Human fetal dendritic cells promote prenatal T-cell immune suppression through arginase-2.
McGovern N., Shin A., Low G., Low D., Duan K., Yao LJ., Msallam R., Low I., Shadan NB., Sumatoh HR., Soon E., Lum J., Mok E., Hubert S., See P., Kunxiang EH., Lee YH., Janela B., Choolani M., Mattar CNZ., Fan Y., Lim TKH., Chan DKH., Tan K-K., Tam JKC., Schuster C., Elbe-Bürger A., Wang X-N., Bigley V., Collin M., Haniffa M., Schlitzer A., Poidinger M., Albani S., Larbi A., Newell EW., Chan JKY., Ginhoux F.

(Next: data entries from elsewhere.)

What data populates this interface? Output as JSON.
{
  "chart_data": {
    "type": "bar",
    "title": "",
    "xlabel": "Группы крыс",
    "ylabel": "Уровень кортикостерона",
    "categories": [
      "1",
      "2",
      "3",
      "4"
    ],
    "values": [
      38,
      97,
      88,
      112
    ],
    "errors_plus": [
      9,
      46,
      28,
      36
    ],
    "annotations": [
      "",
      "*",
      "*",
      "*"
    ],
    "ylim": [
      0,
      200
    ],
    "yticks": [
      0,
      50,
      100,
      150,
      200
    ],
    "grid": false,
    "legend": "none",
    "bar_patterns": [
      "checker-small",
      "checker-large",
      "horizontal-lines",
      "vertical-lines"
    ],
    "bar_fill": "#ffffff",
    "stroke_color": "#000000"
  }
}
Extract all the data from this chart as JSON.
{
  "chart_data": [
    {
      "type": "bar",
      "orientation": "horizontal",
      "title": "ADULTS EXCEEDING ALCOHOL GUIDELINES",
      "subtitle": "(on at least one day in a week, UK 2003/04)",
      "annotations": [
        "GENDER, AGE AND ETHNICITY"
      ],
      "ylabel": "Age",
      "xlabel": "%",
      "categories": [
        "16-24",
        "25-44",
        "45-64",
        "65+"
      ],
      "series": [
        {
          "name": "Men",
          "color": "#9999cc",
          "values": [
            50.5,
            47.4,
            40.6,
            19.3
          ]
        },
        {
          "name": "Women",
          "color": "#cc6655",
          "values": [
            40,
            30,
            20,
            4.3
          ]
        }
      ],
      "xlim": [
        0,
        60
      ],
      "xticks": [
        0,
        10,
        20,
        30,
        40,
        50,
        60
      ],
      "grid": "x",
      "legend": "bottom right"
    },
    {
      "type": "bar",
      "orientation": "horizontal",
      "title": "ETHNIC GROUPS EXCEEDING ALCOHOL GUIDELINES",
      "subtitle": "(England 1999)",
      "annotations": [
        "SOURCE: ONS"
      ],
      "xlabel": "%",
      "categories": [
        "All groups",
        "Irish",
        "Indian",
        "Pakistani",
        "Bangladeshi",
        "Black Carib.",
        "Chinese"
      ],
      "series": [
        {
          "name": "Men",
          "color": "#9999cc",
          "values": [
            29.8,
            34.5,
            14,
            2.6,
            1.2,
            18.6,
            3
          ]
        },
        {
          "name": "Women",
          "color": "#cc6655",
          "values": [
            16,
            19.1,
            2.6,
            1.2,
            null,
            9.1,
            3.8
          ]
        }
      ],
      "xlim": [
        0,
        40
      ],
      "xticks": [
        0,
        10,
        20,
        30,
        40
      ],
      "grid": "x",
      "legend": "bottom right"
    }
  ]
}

During gestation the developing human fetus is exposed to a diverse range of potentially immune-stimulatory molecules including semi-allogeneic antigens from maternal cells, substances from ingested amniotic fluid, food antigens, and microbes. Yet the capacity of the fetal immune system, including antigen-presenting cells, to detect and respond to such stimuli remains unclear. In particular, dendritic cells, which are crucial for effective immunity and tolerance, remain poorly characterized in the developing fetus. Here we show that subsets of antigen-presenting cells can be identified in fetal tissues and are related to adult populations of antigen-presenting cells. Similar to adult dendritic cells, fetal dendritic cells migrate to lymph nodes and respond to toll-like receptor ligation; however, they differ markedly in their response to allogeneic antigens, strongly promoting regulatory T-cell induction and inhibiting T-cell tumour-necrosis factor-α production through arginase-2 activity. Our results reveal a previously unappreciated role of dendritic cells within the developing fetus and indicate that they mediate homeostatic immune-suppressive responses during gestation.